Tue Aug 5 07:15:18 UTC 2014

On 2014/8/4 19:59, Martin Kletzander wrote:

> On Sat, Jul 26, 2014 at 03:47:09PM +0800, James wrote:
>> On 2014/7/25 18:07, Martin Kletzander wrote:
>>
>>> On Fri, Jul 25, 2014 at 04:45:55PM +0800, James wrote:
>>>> There's a kind of situation that when libvirtd's under a lot of pressure, just as we
>>>> start a lot of VMs at the same time, some libvirt APIs may take a lot of time to return.
>>>> And this will block the up level job to be finished. Mostly we can't wait forever, we
>>>> want a time out mechnism to help us out. When one API takes more than some time, it can
>>>> return time out as a result, and do some rolling back.
>>>>
>>>> So my question is: do we have a plan to give a 'time out' solution or a better solution
>>>> to fix this kind of problems in the future? And when?
>>>>
>>>
>>> Is it only because there are not enough workers available?  If yes,
>>> then changing the limits in libvirtd.conf (both global and
>>> per-connection) might be the easiest way to go.
>>>
>>> Martin
>>
>>
>> That's very nice to receive your reply quickly.
>>
>> The job pressure is just one point for time out mechnism.

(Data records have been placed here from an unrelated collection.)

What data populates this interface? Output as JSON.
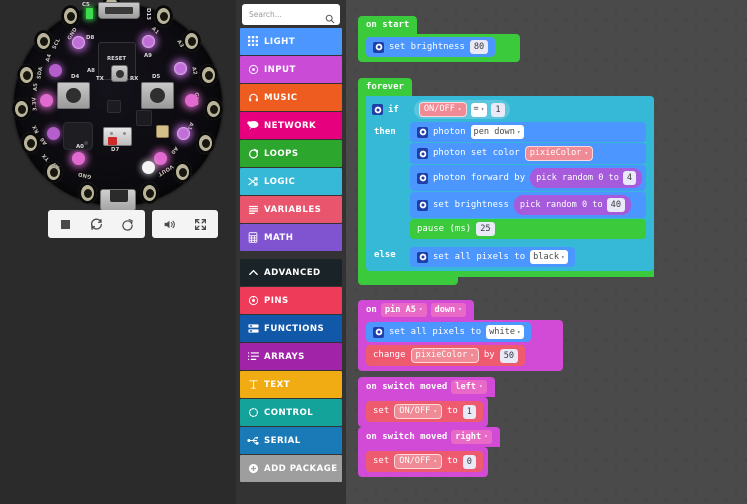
{
  "colors": {
    "workspace_bg": "#4a4a4a",
    "sim_panel_bg": "#2b2b2b",
    "cat_panel_bg": "#333333",
    "light": "#4c97ff",
    "input": "#c94bd6",
    "music": "#ef5c20",
    "network": "#e6007e",
    "loops": "#2ca62c",
    "logic": "#35b9d6",
    "variables": "#e8556d",
    "math": "#8054d1",
    "advanced": "#1a2327",
    "pins": "#ef3b5a",
    "functions": "#1258a8",
    "arrays": "#a124a8",
    "text": "#f0ac12",
    "control": "#14a39b",
    "serial": "#1a7ab8",
    "addpackage": "#9e9e9e",
    "photon_blue": "#4c97ff",
    "pink_event": "#d14bd6",
    "red_var": "#ef5b6e",
    "purple_math": "#a55bdb",
    "green_loop": "#3bca3b"
  },
  "simulator": {
    "board_name": "Circuit Playground Express",
    "green_led_label": "C5",
    "silkscreen": [
      {
        "text": "D8"
      },
      {
        "text": "A8"
      },
      {
        "text": "D4"
      },
      {
        "text": "D5"
      },
      {
        "text": "TX"
      },
      {
        "text": "RX"
      },
      {
        "text": "RESET"
      },
      {
        "text": "A9"
      },
      {
        "text": "D7"
      },
      {
        "text": "A0"
      },
      {
        "text": "D13"
      }
    ],
    "pads": [
      {
        "label": "GND"
      },
      {
        "label": "SCL"
      },
      {
        "label": "A4"
      },
      {
        "label": "SDA"
      },
      {
        "label": "A5"
      },
      {
        "label": "3.3V"
      },
      {
        "label": "RX"
      },
      {
        "label": "A6"
      },
      {
        "label": "TX"
      },
      {
        "label": "A7"
      },
      {
        "label": "GND"
      },
      {
        "label": "VOUT"
      },
      {
        "label": "A0"
      },
      {
        "label": "A1"
      },
      {
        "label": "GND"
      },
      {
        "label": "A2"
      },
      {
        "label": "A3"
      },
      {
        "label": "A1"
      }
    ],
    "toolbar": {
      "stop_label": "stop-button",
      "restart_label": "restart-button",
      "debug_label": "debug-button",
      "mute_label": "mute-button",
      "fullscreen_label": "fullscreen-button"
    }
  },
  "search": {
    "placeholder": "Search...",
    "value": "",
    "icon": "search-icon"
  },
  "categories": [
    {
      "label": "LIGHT",
      "color": "#4c97ff",
      "icon": "grid-dots-icon"
    },
    {
      "label": "INPUT",
      "color": "#c94bd6",
      "icon": "target-circle-icon"
    },
    {
      "label": "MUSIC",
      "color": "#ef5c20",
      "icon": "headphones-icon"
    },
    {
      "label": "NETWORK",
      "color": "#e6007e",
      "icon": "speech-bubble-icon"
    },
    {
      "label": "LOOPS",
      "color": "#2ca62c",
      "icon": "refresh-arrow-icon"
    },
    {
      "label": "LOGIC",
      "color": "#35b9d6",
      "icon": "shuffle-arrows-icon"
    },
    {
      "label": "VARIABLES",
      "color": "#e8556d",
      "icon": "list-lines-icon"
    },
    {
      "label": "MATH",
      "color": "#8054d1",
      "icon": "calculator-icon"
    }
  ],
  "advanced_header": {
    "label": "ADVANCED",
    "color": "#1a2327",
    "icon": "chevron-up-icon"
  },
  "advanced_categories": [
    {
      "label": "PINS",
      "color": "#ef3b5a",
      "icon": "pin-circle-icon"
    },
    {
      "label": "FUNCTIONS",
      "color": "#1258a8",
      "icon": "function-rows-icon"
    },
    {
      "label": "ARRAYS",
      "color": "#a124a8",
      "icon": "ordered-list-icon"
    },
    {
      "label": "TEXT",
      "color": "#f0ac12",
      "icon": "text-t-icon"
    },
    {
      "label": "CONTROL",
      "color": "#14a39b",
      "icon": "dashed-circle-icon"
    },
    {
      "label": "SERIAL",
      "color": "#1a7ab8",
      "icon": "usb-fork-icon"
    }
  ],
  "add_package": {
    "label": "ADD PACKAGE",
    "color": "#9e9e9e",
    "icon": "plus-circle-icon"
  },
  "workspace": {
    "on_start": {
      "hat_label": "on start",
      "statements": [
        {
          "label": "set brightness",
          "value": "80"
        }
      ]
    },
    "forever": {
      "hat_label": "forever",
      "if_label": "if",
      "then_label": "then",
      "else_label": "else",
      "condition": {
        "variable": "ON/OFF",
        "operator": "=",
        "value": "1"
      },
      "then_statements": [
        {
          "label": "photon",
          "dropdown": "pen down"
        },
        {
          "label": "photon set color",
          "variable": "pixieColor"
        },
        {
          "label": "photon forward by",
          "reporter": "pick random 0 to",
          "value": "4"
        },
        {
          "label": "set brightness",
          "reporter": "pick random 0 to",
          "value": "40"
        },
        {
          "label": "pause (ms)",
          "value": "25"
        }
      ],
      "else_statements": [
        {
          "label": "set all pixels to",
          "dropdown": "black"
        }
      ]
    },
    "on_pin_down": {
      "hat_prefix": "on",
      "pin": "pin A5",
      "action": "down",
      "statements": [
        {
          "label": "set all pixels to",
          "dropdown": "white"
        },
        {
          "label": "change",
          "variable": "pixieColor",
          "mid": "by",
          "value": "50"
        }
      ]
    },
    "on_switch_left": {
      "hat_prefix": "on switch moved",
      "direction": "left",
      "statements": [
        {
          "label": "set",
          "variable": "ON/OFF",
          "mid": "to",
          "value": "1"
        }
      ]
    },
    "on_switch_right": {
      "hat_prefix": "on switch moved",
      "direction": "right",
      "statements": [
        {
          "label": "set",
          "variable": "ON/OFF",
          "mid": "to",
          "value": "0"
        }
      ]
    }
  }
}
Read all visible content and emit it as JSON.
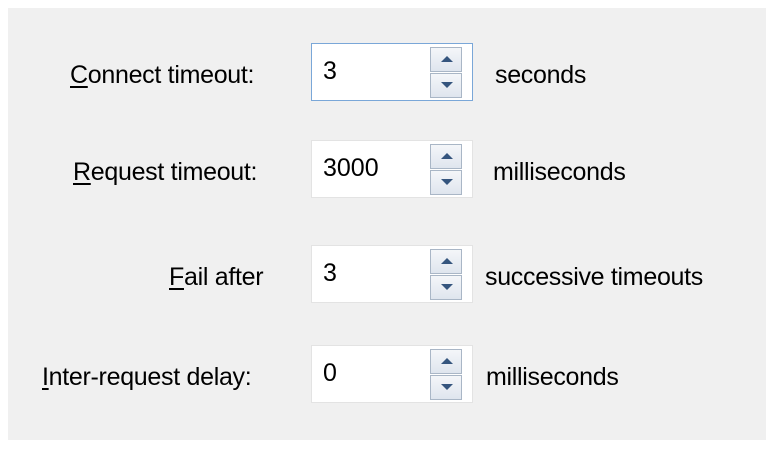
{
  "settings": {
    "connect_timeout": {
      "mnemonic": "C",
      "label_rest": "onnect timeout:",
      "value": "3",
      "unit": "seconds"
    },
    "request_timeout": {
      "mnemonic": "R",
      "label_rest": "equest timeout:",
      "value": "3000",
      "unit": "milliseconds"
    },
    "fail_after": {
      "mnemonic": "F",
      "label_rest": "ail after",
      "value": "3",
      "unit": "successive timeouts"
    },
    "inter_request_delay": {
      "mnemonic": "I",
      "label_rest": "nter-request delay:",
      "value": "0",
      "unit": "milliseconds"
    }
  },
  "icons": {
    "spin_up": "spin-up-arrow-icon",
    "spin_down": "spin-down-arrow-icon"
  },
  "colors": {
    "panel_bg": "#f0f0f0",
    "focus_border": "#7aa7d8",
    "arrow": "#35557e"
  }
}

If something really bad happened
>> just like a blocked bug which stops libvirt API returning, and it's very rare to happen,
>> what can we do to assure the job not blocked by the blocked API?
>>
>> It's like Process A call libvirt API b, but b never returns, A is blocked there forever, so
>> what's the best for us to do?
>>
> 
> As that is pretty rare case that cannot be dealt with inside the API
> (since the API is the place where it gets locked), it has to be dealt
> with outside it.  I guess whatever you would do by hand is OK.  If,
> for example, you are used to restart libvirtd after the block is
> detected, then restart it and try again.  You can spawn another
> process that will do it if you want some fine-grained control, or you
> can use client (and server) -side keepalive to be automatically
> disconnected in case the block happens inside the event loop (but it
> won't catch it outside).  I'm not sure how to answer more properly
> since this is not libvirt-specific.  If there's something
> libvirt-specific I missed, let me know.
> 
> Martin

Thanks.

In fact, to deal with this kind of situation, we add some timeout codes in libvirtd, during remote_dispatch process.
The mechanism is like this:
1. when we call an API, we start a thread to do the timer, when time out, the timer set a timeout flag to the API,
   and return timeout result to the libvirt client.
2. when the API return to remote_dispatch level, it checkout the timeout flag to consider what to do next.
   If timeout, we do some rollback action. It's like detach device, if we attach device at first.

In this solution, there's something trouble, first, we have to figure out suitable rollback actions. Second, I'm
not sure it's the best way to solve this kind of block problem, not so elegant.

How do you think about it?

-- 
Best Regards

James